We also talked about different document-level measures of text characteristics. One of these is the "complexity" or readability of a text. One of the most frequently used is Flesch's Reading Ease Score (Flesch 1948).
This is computed as:
\item{\code{"Flesch"}:}{Flesch's Reading Ease Score (Flesch 1948).
\deqn{206.835 - (1.015 \times ASL) - (84.6 \times \frac{n_{sy}}{n_{w}})}{
206.835 - (1.015 * ASL) - (84.6 * (Nsy / Nw))}}
We can estimate a readability score for our respective sentences as such. The Flesch score from 1948 is the default.
```{r}
textstat_readability(sentence1)
textstat_readability(sentence2)
textstat_readability(sentence3)
```
What do we see here? The original Austen opening line is marked lower in readability than our more colloquial alternatives.
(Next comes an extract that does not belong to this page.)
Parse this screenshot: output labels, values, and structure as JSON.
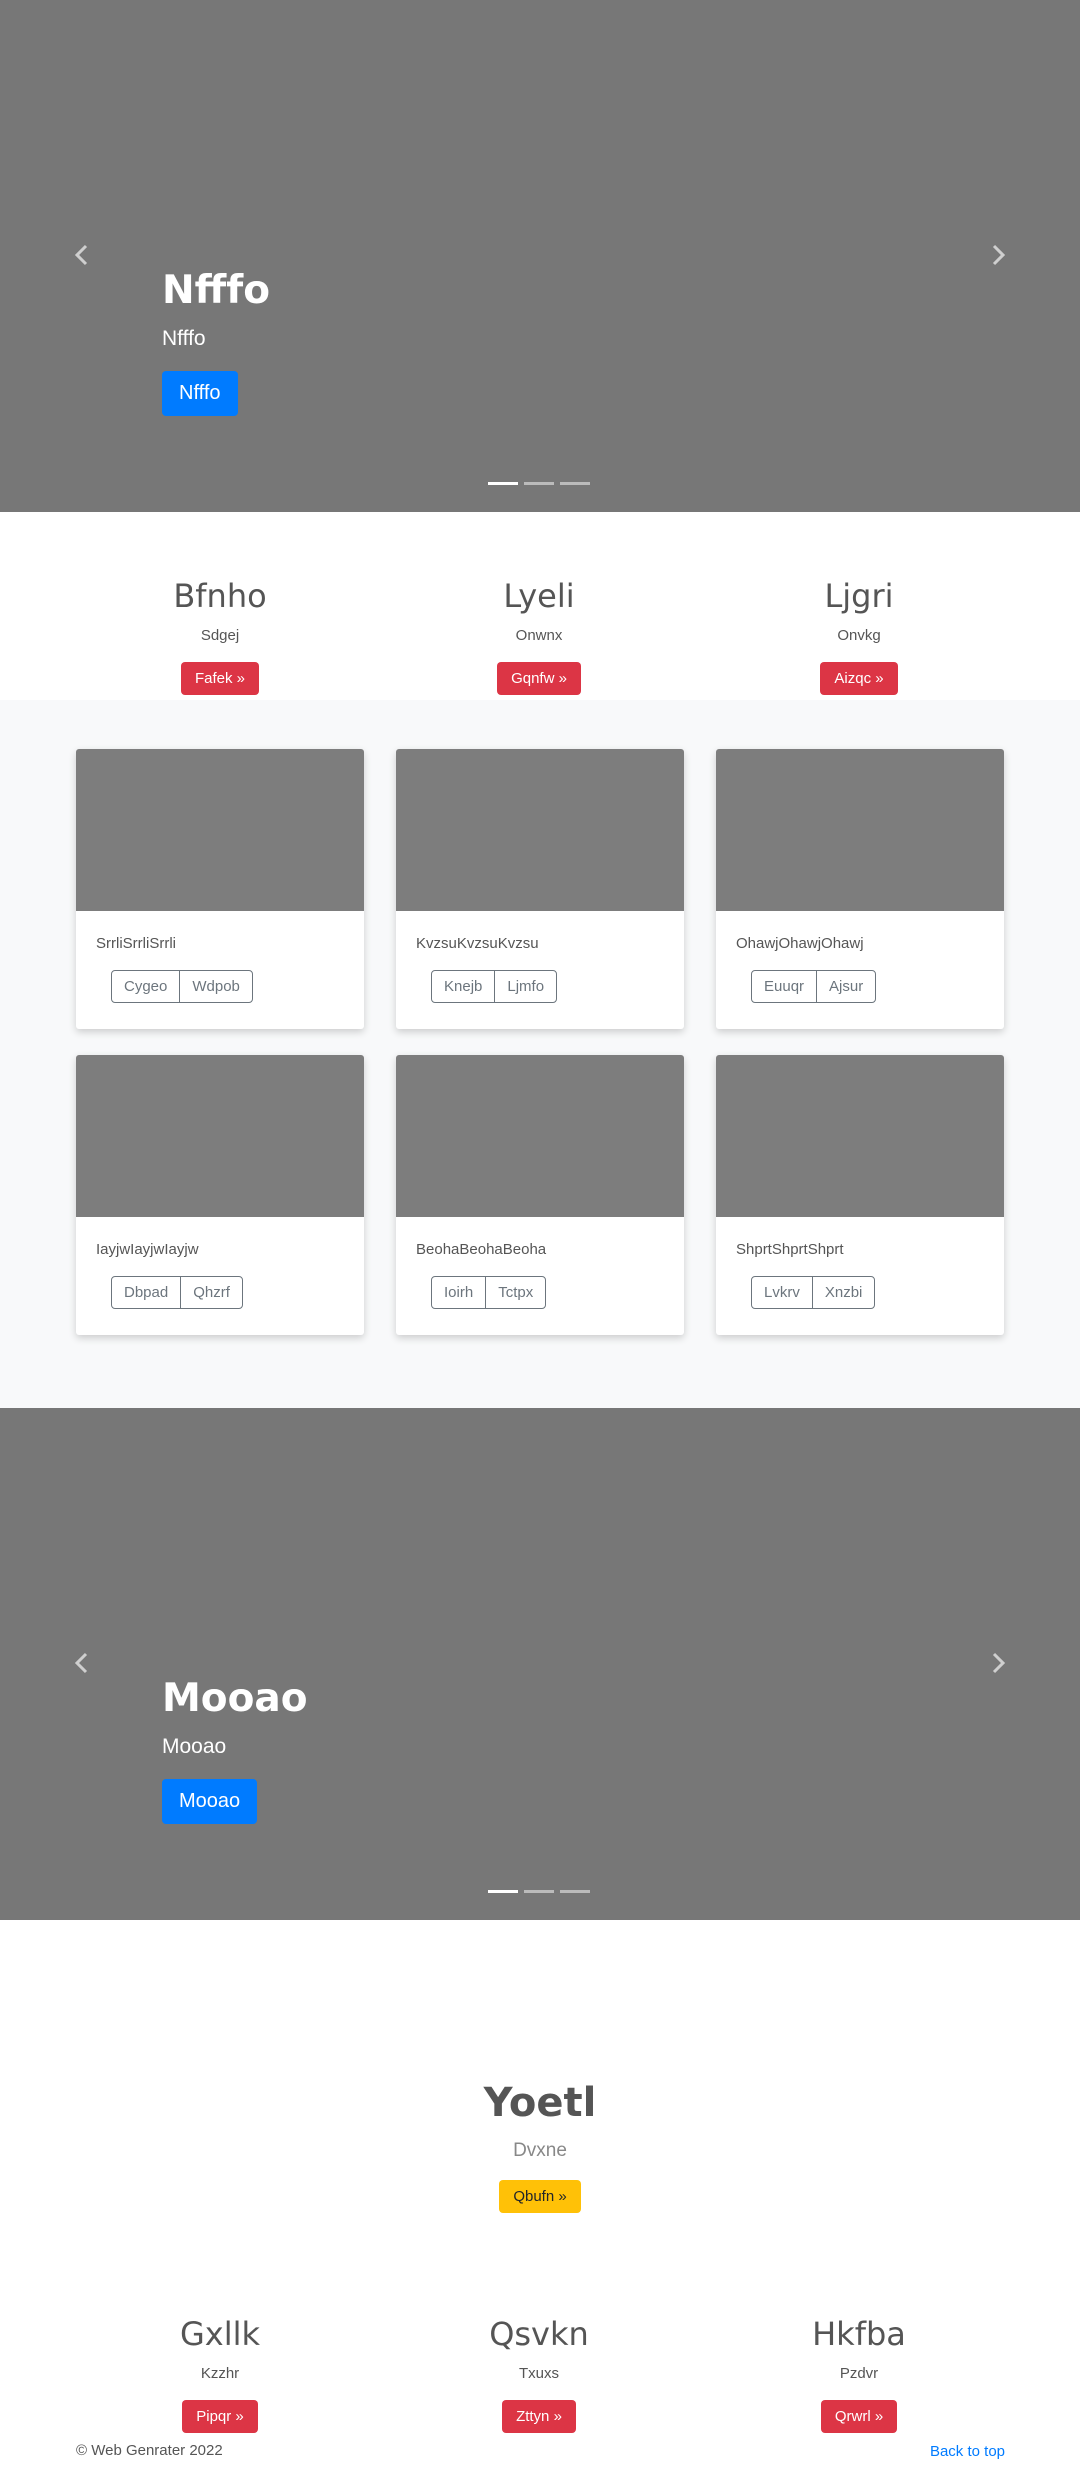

But there are other alternatives measures we might use. You can check these out by clicking through the links of the function `textstat_readability()`. Below I display a few of these.
One such is the McLaughlin (1969) "Simple Measure of Gobbledygook, which is based on the recurrence of words with 3 syllables or more and is calculated as:
\item{\code{"SMOG"}:}{Simple Measure of Gobbledygook (SMOG) (McLaughlin 1969). \deqn{ 1.043
\times \sqrt{n_{wsy>=3}} \times \frac{30}{n_{st}} + 3.1291}{1.043 * sqrt(Nwmin3sy
* 30 / Nst) + 3.1291}
where \eqn{n_{wsy>=3}} = Nwmin3sy = the number of words with 3 syllables or more.
This measure is regression equation D in McLaughlin's original paper.}
We can calculate this for our three sentences as below.
```{r}
textstat_readability(sentence1, measure = "SMOG")
textstat_readability(sentence2, measure = "SMOG")
textstat_readability(sentence3, measure = "SMOG")
```
Here, again, we see that the original Austen sentence has a higher level of complexity (or gobbledygook!).